What do you do with an exceptionally large egg? Why, same thing you do with every other egg. “We scrambled them up and ate them,” Wofsey says. “I was full. It was a lot of egg.”
COVID dreams, and COVID nightmares
If you’ve been having pandemic-related dreams, you’re not alone. Sleep and dream researchers at Yale say there has been an uptick in the number of dreams related to COVID themes. “People say they feel alone in having so many strange dreams, but it is a significant phenomenon, and it’s happening with some frequency during the pandemic,” Yale’s Susan Rubman says. For example, maybe you’re maskless in a public place. Maybe you dream about bugs or the plague. But though nightmares can be frightening, they’re actually not a bad thing. “Nightmares and bad dreams, in general, have not been shown to be unhealthy,” Yale Medicine’s Christine Won says. “Some think it’s a way for us to work out our daily stresses or preoccupations during the day.”
Record sea level rise
The level of the sea on the East Coast rose twice as much on average between 1900 and 2000 than it did in the previous century, according to a study published by Rutgers University researchers in the journal Nature Communications. That rise in sea level was the fastest in 2,000 years. The study was the first to use a so-called “sea level budget” to gauge the pace of sea level rise at sites in New Jersey, Connecticut, New York and North Carolina. The rate of sea-level rise for the six sites studied ranged from 2.6 to 3.6 millimeters per year, about 1 to 1.4 inches a decade. The sites studied included East River Marsh in Guilford.

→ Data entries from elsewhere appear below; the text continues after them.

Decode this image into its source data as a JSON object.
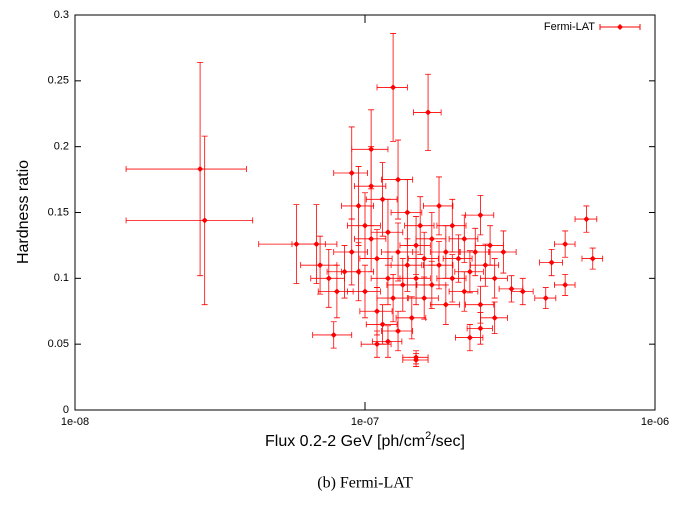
{
  "chart_data": {
    "type": "scatter",
    "xlabel_parts": [
      "Flux 0.2-2 GeV [ph/cm",
      "2",
      "/sec]"
    ],
    "ylabel": "Hardness ratio",
    "caption": "(b) Fermi-LAT",
    "xscale": "log",
    "xlim": [
      1e-08,
      1e-06
    ],
    "xticks": [
      {
        "value": 1e-08,
        "label": "1e-08"
      },
      {
        "value": 1e-07,
        "label": "1e-07"
      },
      {
        "value": 1e-06,
        "label": "1e-06"
      }
    ],
    "ylim": [
      0,
      0.3
    ],
    "yticks": [
      0,
      0.05,
      0.1,
      0.15,
      0.2,
      0.25,
      0.3
    ],
    "legend": "top-right",
    "series": [
      {
        "name": "Fermi-LAT",
        "color": "#ff0000",
        "x": [
          2.7e-08,
          2.8e-08,
          1.25e-07,
          1.65e-07,
          1.05e-07,
          5.8e-07,
          6.1e-07,
          4.9e-07,
          4.4e-07,
          4.9e-07,
          4.2e-07,
          1.5e-07,
          1.5e-07,
          5.8e-08,
          6.8e-08,
          7.8e-08,
          1.1e-07,
          1.2e-07,
          2.3e-07,
          2.5e-07,
          2.8e-07,
          2.7e-07,
          2.5e-07,
          3.2e-07,
          3.5e-07,
          9e-08,
          9.5e-08,
          1e-07,
          1e-07,
          1.05e-07,
          1.1e-07,
          1.1e-07,
          1.15e-07,
          1.2e-07,
          1.2e-07,
          1.25e-07,
          1.3e-07,
          1.3e-07,
          1.35e-07,
          1.4e-07,
          1.4e-07,
          1.45e-07,
          1.5e-07,
          1.5e-07,
          1.55e-07,
          1.6e-07,
          1.6e-07,
          1.7e-07,
          1.7e-07,
          1.8e-07,
          1.8e-07,
          1.9e-07,
          1.9e-07,
          2e-07,
          2e-07,
          2.1e-07,
          2.2e-07,
          2.2e-07,
          2.3e-07,
          2.4e-07,
          2.5e-07,
          2.6e-07,
          2.8e-07,
          3e-07,
          8e-08,
          8.5e-08,
          7.5e-08,
          7e-08,
          9.5e-08,
          1.15e-07,
          1.3e-07,
          9e-08,
          1.05e-07
        ],
        "y": [
          0.183,
          0.144,
          0.245,
          0.226,
          0.198,
          0.145,
          0.115,
          0.126,
          0.112,
          0.095,
          0.085,
          0.038,
          0.04,
          0.126,
          0.126,
          0.057,
          0.05,
          0.052,
          0.055,
          0.062,
          0.07,
          0.125,
          0.148,
          0.092,
          0.09,
          0.12,
          0.105,
          0.09,
          0.14,
          0.13,
          0.115,
          0.075,
          0.16,
          0.1,
          0.135,
          0.085,
          0.12,
          0.175,
          0.095,
          0.11,
          0.15,
          0.07,
          0.125,
          0.1,
          0.14,
          0.085,
          0.115,
          0.13,
          0.095,
          0.11,
          0.155,
          0.08,
          0.12,
          0.1,
          0.14,
          0.115,
          0.09,
          0.13,
          0.105,
          0.12,
          0.08,
          0.11,
          0.1,
          0.12,
          0.09,
          0.105,
          0.1,
          0.11,
          0.155,
          0.065,
          0.06,
          0.18,
          0.17
        ],
        "xerr": [
          1.2e-08,
          1.3e-08,
          1.5e-08,
          1.8e-08,
          1.5e-08,
          5e-08,
          5e-08,
          4e-08,
          4e-08,
          4e-08,
          3.5e-08,
          1.5e-08,
          1.5e-08,
          1.5e-08,
          1.2e-08,
          1.2e-08,
          1.3e-08,
          1.4e-08,
          2.5e-08,
          2.5e-08,
          3e-08,
          3e-08,
          2.8e-08,
          3e-08,
          3e-08,
          1.2e-08,
          1.2e-08,
          1.3e-08,
          1.3e-08,
          1.3e-08,
          1.4e-08,
          1.4e-08,
          1.4e-08,
          1.5e-08,
          1.5e-08,
          1.5e-08,
          1.6e-08,
          1.6e-08,
          1.6e-08,
          1.7e-08,
          1.7e-08,
          1.7e-08,
          1.8e-08,
          1.8e-08,
          1.8e-08,
          1.9e-08,
          1.9e-08,
          2e-08,
          2e-08,
          2.1e-08,
          2.1e-08,
          2.2e-08,
          2.2e-08,
          2.3e-08,
          2.3e-08,
          2.4e-08,
          2.5e-08,
          2.5e-08,
          2.6e-08,
          2.7e-08,
          2.8e-08,
          2.9e-08,
          3e-08,
          3.2e-08,
          1.1e-08,
          1.1e-08,
          1e-08,
          1e-08,
          1.2e-08,
          1.4e-08,
          1.6e-08,
          1.2e-08,
          1.3e-08
        ],
        "yerr": [
          0.081,
          0.064,
          0.041,
          0.029,
          0.03,
          0.01,
          0.008,
          0.01,
          0.01,
          0.008,
          0.008,
          0.005,
          0.005,
          0.03,
          0.03,
          0.01,
          0.01,
          0.012,
          0.01,
          0.012,
          0.012,
          0.015,
          0.015,
          0.01,
          0.01,
          0.025,
          0.022,
          0.02,
          0.025,
          0.025,
          0.022,
          0.018,
          0.028,
          0.02,
          0.025,
          0.018,
          0.022,
          0.03,
          0.02,
          0.02,
          0.025,
          0.016,
          0.022,
          0.02,
          0.022,
          0.016,
          0.02,
          0.02,
          0.018,
          0.018,
          0.022,
          0.015,
          0.02,
          0.018,
          0.02,
          0.018,
          0.015,
          0.018,
          0.016,
          0.018,
          0.014,
          0.016,
          0.015,
          0.016,
          0.02,
          0.02,
          0.022,
          0.022,
          0.03,
          0.015,
          0.015,
          0.035,
          0.03
        ]
      }
    ]
  }
}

The cost of electricity in Connecticut is more than 8 cents higher than the national average, according to a report from Porch.com. The 18.66 cents per kilowatt hour the average Connecticut consumer pays is the third highest in the country. The only states with a higher cost of power are Hawaii, where the average is 28.72 cents per kilowatt hour, and Alaska, where the average is 20.22 cents per kilowatt hour. Other New England states are also pretty expensive, with Rhode Island and Massachusetts coming in fourth and fifth, respectively.
Why do we pay so much? It's complicated, but experts say that factors include high taxes and cost of doing business, past deregulation of the power industry, using electric rates to fund social programs and renewable energy, carbon reduction goals and the distance from natural gas supplies.